Par conséquent, la demande de Madame [N] en paiement d’intérêts sur le fondement de l’article 1231-6 du Code civil ne saurait prospérer.
L’article 1240 du Code civil dispose que tout fait quelconque de l’homme, qui cause à autrui un dommage, oblige celui par la faute duquel il est arrivé à le réparer.
En l’espèce, en l’absence de démonstration d’une faute de Monsieur [I] et des préjudices allégués, Madame [N] sera également déboutée de sa demande en paiement de la somme de 4 000 euros à titre de dommages et intérêts.
II. Sur les demandes accessoires et l’exécution provisoire
1) Sur les dépens
Aux termes de l’article 696 du Code de procédure civile, la partie perdante est condamnée aux dépens, à moins que le juge, par décision motivée, n’en mette la totalité ou une fraction à la charge d’une autre partie.
Madame [N], qui succombe à l’instance, sera condamnée aux entiers dépens de la présente procédure.
2) Sur les frais irrépétibles
L’article 700 du Code de procédure civile prévoit que le juge condamne la partie tenue aux dépens ou qui perd son procès à payer à l’autre partie la somme qu’il détermine, au titre des frais exposés et non compris dans les dépens. Dans tous les cas, le juge tient compte de l’équité ou de la situation économique de la partie condamnée. Il peut, même d’office, pour des raisons tirées des mêmes considérations, dire qu’il n’y a pas lieu à ces condamnations.

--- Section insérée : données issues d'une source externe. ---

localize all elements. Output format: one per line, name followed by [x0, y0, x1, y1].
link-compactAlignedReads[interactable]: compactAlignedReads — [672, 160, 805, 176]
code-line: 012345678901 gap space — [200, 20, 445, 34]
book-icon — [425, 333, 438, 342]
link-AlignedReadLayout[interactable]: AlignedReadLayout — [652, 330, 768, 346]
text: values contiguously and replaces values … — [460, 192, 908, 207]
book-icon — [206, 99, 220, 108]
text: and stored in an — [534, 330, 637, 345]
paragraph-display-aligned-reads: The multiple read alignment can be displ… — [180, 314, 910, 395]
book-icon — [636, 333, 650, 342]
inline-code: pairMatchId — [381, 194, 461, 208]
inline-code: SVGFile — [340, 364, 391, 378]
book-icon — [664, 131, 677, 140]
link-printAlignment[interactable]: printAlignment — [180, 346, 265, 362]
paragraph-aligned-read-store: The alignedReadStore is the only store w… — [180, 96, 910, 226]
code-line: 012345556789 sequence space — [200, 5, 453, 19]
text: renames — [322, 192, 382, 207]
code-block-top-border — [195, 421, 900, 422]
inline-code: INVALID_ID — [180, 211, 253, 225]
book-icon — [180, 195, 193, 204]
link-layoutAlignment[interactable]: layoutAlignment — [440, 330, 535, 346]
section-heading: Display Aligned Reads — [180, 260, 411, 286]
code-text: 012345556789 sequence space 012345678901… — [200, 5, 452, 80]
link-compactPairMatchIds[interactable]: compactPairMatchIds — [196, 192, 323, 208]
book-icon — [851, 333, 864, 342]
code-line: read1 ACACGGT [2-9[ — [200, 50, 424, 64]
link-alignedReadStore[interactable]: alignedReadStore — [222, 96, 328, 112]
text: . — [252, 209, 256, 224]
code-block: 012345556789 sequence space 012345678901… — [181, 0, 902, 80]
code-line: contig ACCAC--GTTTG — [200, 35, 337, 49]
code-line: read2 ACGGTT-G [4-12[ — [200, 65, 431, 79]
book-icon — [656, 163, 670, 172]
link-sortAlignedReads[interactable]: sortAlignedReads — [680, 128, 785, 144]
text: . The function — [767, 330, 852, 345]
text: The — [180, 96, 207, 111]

En l’espèce, il n’apparaît pas inéquitable de laisser à Monsieur [I] la charge de ses frais irrépétibles de sorte qu’il sera débouté de sa demande à ce titre.
3) Sur l’exécution provisoire
En vertu de l’article 514 du Code de procédure civile les décisions de première instance sont de droit exécutoires à titre provisoire à moins que la loi ou la décision rendue n’en dispose autrement.
En l’espèce il sera rappelé que l’exécution provisoire de la décision est de droit.
PAR CES MOTIFS
Le tribunal, statuant publiquement, par jugement contradictoire et en premier ressort, par mise à disposition au greffe,
Déboute Madame [B] [N] de ses demandes,
Déboute Monsieur [Y] [I] de sa demande au titre de l’article 700 du Code de procédure civile,
Condamne Madame [B] [N] aux dépens,
Rappelle que l’exécution provisoire de la décision est de droit.
Le présent jugement a été signé par Marianne ASSOUS, Vice-Président et par Nathalie LABADIE, F.F. Greffier présent lors de sa mise à disposition.